This seems to allow spread to take an array of functions as an input and spread it across a pattern. But I wonder how to actually read that ($). Does anyone know?
The $ is an operator in haskell with the following definition
($) :: (a -> b) -> a -> b
($) f x = f x
so seemingly it doesn't actually do anything, but the thing is that it has a very low precedence, so whatever is on it's right side will be evaluated first and than passed to whatever function is on it's left side. This is very useful for not having to type too many brackets.
if it is used without brackets, then it is in infix notation, which means you can write it between two expressions (like f $ x). If you write it in brackets, it is in prefix notation, so you can write ($) f x which doesn't make much sense unless you want to pass the operator itself as a function like in the example with spread.

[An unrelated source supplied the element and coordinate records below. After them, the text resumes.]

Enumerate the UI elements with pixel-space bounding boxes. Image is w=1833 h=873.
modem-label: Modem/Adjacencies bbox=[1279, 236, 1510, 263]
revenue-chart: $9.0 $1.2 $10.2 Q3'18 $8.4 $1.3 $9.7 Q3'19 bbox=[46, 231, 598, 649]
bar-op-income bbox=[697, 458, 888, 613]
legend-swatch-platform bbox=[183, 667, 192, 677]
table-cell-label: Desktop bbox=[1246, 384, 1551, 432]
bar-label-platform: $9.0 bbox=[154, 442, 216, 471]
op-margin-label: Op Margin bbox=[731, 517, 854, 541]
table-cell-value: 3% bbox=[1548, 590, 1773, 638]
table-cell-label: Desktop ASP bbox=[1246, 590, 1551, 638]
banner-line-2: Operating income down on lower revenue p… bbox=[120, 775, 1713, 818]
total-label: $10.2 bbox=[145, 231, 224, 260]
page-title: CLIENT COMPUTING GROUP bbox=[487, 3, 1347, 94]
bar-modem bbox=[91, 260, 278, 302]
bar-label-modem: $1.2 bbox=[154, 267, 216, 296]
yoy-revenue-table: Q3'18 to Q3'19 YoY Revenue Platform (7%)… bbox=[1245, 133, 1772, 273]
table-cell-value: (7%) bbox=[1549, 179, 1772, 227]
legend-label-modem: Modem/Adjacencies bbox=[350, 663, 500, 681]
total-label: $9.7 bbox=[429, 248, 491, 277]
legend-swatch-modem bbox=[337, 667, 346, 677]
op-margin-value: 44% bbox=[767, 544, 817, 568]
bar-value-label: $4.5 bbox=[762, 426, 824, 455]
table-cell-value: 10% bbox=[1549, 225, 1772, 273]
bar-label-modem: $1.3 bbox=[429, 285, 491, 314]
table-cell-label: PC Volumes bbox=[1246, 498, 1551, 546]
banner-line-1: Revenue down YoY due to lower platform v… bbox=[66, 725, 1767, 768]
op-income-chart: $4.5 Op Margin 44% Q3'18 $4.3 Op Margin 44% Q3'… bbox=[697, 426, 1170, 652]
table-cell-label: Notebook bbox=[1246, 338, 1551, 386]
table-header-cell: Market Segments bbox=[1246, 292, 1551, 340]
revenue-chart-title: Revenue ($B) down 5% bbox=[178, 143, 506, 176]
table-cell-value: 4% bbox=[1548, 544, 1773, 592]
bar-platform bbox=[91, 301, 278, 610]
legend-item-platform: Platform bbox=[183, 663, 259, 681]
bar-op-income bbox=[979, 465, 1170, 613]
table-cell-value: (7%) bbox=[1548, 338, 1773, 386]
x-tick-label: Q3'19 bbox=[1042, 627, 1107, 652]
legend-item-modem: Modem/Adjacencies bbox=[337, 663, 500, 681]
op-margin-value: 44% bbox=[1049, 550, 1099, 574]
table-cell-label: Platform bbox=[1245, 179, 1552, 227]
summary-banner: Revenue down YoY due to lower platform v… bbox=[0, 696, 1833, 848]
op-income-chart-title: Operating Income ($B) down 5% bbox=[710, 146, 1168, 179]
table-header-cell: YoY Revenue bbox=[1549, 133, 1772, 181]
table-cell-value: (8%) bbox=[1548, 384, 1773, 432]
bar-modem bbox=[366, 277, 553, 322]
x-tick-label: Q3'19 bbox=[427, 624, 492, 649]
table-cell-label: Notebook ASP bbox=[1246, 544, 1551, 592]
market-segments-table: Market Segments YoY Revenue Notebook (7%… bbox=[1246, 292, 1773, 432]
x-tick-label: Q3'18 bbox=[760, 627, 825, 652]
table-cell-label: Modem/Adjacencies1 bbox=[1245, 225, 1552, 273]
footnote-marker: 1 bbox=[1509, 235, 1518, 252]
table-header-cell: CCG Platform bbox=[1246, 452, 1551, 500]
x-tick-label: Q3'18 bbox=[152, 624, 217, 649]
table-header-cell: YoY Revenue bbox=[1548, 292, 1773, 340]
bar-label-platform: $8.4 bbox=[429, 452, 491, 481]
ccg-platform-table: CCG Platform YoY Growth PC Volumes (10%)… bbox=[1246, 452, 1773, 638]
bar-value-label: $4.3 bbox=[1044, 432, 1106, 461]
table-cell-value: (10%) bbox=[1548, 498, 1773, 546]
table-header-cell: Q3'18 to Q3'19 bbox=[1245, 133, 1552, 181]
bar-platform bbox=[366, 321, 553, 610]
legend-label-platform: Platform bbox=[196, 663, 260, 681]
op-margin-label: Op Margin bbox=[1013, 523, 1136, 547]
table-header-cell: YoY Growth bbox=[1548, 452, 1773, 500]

Now the <$> operator has the following definition:
(<$>) :: Functor f => (a -> b) -> f a -> f b
(<$>) = fmap
this function basically defines the typeclass Functor. For us it is only important that the type constructor Pattern is part of that typeclass. More specifically we get the concrete function:
(<$>) :: (a -> b) -> Pattern a -> Pattern b
It is quite similar to ($) in that it applies a function to an input, but it also "lifts" that function to work on patterns, and not only on primitive values.
In your example (range 0 14 sine) is of type Pattern Double and you would like to apply floor to the Doubles inside the Pattern (think of patterns as containers). You can not just apply floor directly (with $), but you can use <$> instead.
I hope this makes it somewhat clear, but please feel free to ask questions!